Il a fait partie des recordmen en termes de Tours de France remportés, aux côtés de Jacques Anquetil, d’Eddy Merckx et de Miguel Indurain. Il a ensuite été destitué de ce prestigieux titre par Lance Armstrong, avant de le récupérer lors de la déchéance de ce dernier. Aujourd’hui, il fait indéniablement partie de la légende de la Grande Boucle, mais aussi de la Petite Reine, son palmarès s’étendant bien au-delà de ses exploits sur la Ronde de Juillet. Jeune breton prodigieux à l’ascension jusqu’au monde professionnel fulgurante, il a ensuite ahuri tous les suiveurs par sa force, son caractère et son panache.

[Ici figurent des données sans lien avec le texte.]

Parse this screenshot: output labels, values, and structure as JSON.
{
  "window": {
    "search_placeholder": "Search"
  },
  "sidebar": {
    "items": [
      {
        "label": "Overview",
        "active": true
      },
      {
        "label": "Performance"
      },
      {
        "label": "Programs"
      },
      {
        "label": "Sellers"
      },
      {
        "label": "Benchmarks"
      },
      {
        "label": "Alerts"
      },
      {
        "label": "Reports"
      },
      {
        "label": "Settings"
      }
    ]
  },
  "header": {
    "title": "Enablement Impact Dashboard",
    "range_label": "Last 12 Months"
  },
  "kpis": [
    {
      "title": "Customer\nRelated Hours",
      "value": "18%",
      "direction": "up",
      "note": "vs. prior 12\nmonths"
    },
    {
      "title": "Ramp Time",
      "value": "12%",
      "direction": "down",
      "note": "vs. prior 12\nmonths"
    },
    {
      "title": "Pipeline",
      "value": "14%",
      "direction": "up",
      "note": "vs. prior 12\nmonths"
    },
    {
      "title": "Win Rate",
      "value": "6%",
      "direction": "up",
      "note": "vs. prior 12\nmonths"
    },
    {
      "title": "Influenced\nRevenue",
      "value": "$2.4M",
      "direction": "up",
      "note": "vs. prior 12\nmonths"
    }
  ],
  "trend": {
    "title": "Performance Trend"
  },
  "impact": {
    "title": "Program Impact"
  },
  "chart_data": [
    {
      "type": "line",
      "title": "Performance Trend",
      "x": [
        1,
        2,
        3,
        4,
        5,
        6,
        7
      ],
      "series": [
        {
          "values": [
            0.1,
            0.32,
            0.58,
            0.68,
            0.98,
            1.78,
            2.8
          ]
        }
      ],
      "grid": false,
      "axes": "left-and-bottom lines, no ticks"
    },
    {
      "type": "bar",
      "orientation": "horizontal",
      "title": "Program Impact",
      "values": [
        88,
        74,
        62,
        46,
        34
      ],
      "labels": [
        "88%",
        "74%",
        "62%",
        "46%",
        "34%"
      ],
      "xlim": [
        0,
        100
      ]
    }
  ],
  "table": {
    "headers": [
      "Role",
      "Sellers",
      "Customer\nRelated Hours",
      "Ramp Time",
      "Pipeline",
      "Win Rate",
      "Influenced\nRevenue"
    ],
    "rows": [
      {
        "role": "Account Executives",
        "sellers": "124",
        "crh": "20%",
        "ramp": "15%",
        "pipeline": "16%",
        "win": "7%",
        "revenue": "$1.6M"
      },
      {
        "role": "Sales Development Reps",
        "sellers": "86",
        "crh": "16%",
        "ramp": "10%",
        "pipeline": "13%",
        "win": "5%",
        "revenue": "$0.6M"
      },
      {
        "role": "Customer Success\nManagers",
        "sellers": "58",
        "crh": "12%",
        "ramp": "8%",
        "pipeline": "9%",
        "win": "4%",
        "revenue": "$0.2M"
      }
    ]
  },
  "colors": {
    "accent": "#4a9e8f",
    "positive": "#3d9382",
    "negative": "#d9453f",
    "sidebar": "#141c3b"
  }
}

Auteur d’incroyables odyssées comme à Liège-Bastogne-Liège 1980 ou capable de mettre à ses pieds l’ensemble des spécialistes des classiques pavées lors d’un Paris-Roubaix infernal en 1981, il est surtout réputé pour sa domination hégémonique du Tour de France à la fin des années 1970, succédant ainsi à Bernard Thévenet au palmarès, puis cohabitant avec Laurent Fignon en tant que tête d’affiche tricolore. Dernier français à remporter la Grande Boucle, a attend désormais depuis 35 ans son successeur, désireux de transmettre le témoin de son vivant. Ainsi, ce jeudi, portrait d’une légende, d’un personnage mythique aux milles et unes histoires et anecdotes. Entretenant les souvenirs des anciens et les diffusant aux plus jeunes, il incarne encore un âge d’or du cyclisme français par sa présence dans le paddock de la Grande Boucle. Portrait de l’extraordinaire Bernard Hinault.
Son parcours :
Bernard Hinault est un prodige. Rien ne le prédestine en effet à devenir un champion cycliste. Issu d’une famille modeste dans la campagne des côtes d’Armor, fils d’un père poseur de rails pour la SNCF et d’une mère au foyer, son enfance est rythmée par une scolarité peu heureuse en cours primaires et de fréquents coups de mains à ses parents dans l’entretien de leur ferme. Alors qu’il se destine à être ébéniste, puis se lance dans un CAP d’ajusteur sur les conseils de son père, c’est sur le chemin du collège d’enseignement technique du Sacré Cœur à Saint-Brieuc, situé à une vingtaine de kilomètres du domicile familial, qu’il prend goût au vélo. En effet, après avoir effectué ses premiers tours de roues sur la bicyclette de son frère aîné, il jouit par la suite de celle que lui offrent ses parents à l’occasion de l’obtention de son diplôme d’études primaires. C’est en accompagnant son cousin René sur les courses qu’il découvre le monde de la compétition, et c’est en le voyant gagner qu’il se décide à prendre à son tour une licence pour concourir. Une semaine plus tard, le 2 mai 1971, il rachète le vélo de son frère pour participer à sa première course, sous le maillot du Club Olympique Briochin. Si la bicyclette est plus performante que la sienne, et s’avère en revanche loin du niveau de perfectionnement de celles de ses concurrents. Qu’importe, il a promis le bouquet à sa mère, qui lui a souri sans se faire d’illusion. Sa stupéfaction sera totale. Mal à l’aise dans le peloton, en difficulté pour frotter, Bernard Hinault se décide à attaquer dès le quatrième tour de la course, qui en compte dix. A chaque passage de la ligne d’arrivée, son avance croît, alors que tous les équipiers des leaders s’échinent pourtant à sa poursuite. C’est finalement le grand favori Jean-Yves Ollivier qui part seul à sa poursuite, le rattrape, puis s’incline au sprint. Sur sa vieille bécane, Bernard Hinault les a tous broyé… En dépit de son inexpérience et de son déficit matériel, le natif d’Yffiniac glane douze autres bouquets cette année-là, sur vingt participations. Face à de telles statistiques et dans de telles conditions, son entraîneur Robert Leroux se rend vite compte qu’il a affaire à une véritable pépite. Sous ses conseils avisés, la force brute se transforme progressivement en un champion aguerri, prêt à faire ses premiers pas dans le monde professionnel en 1975, après avoir terrassé toutes les catégories amateures.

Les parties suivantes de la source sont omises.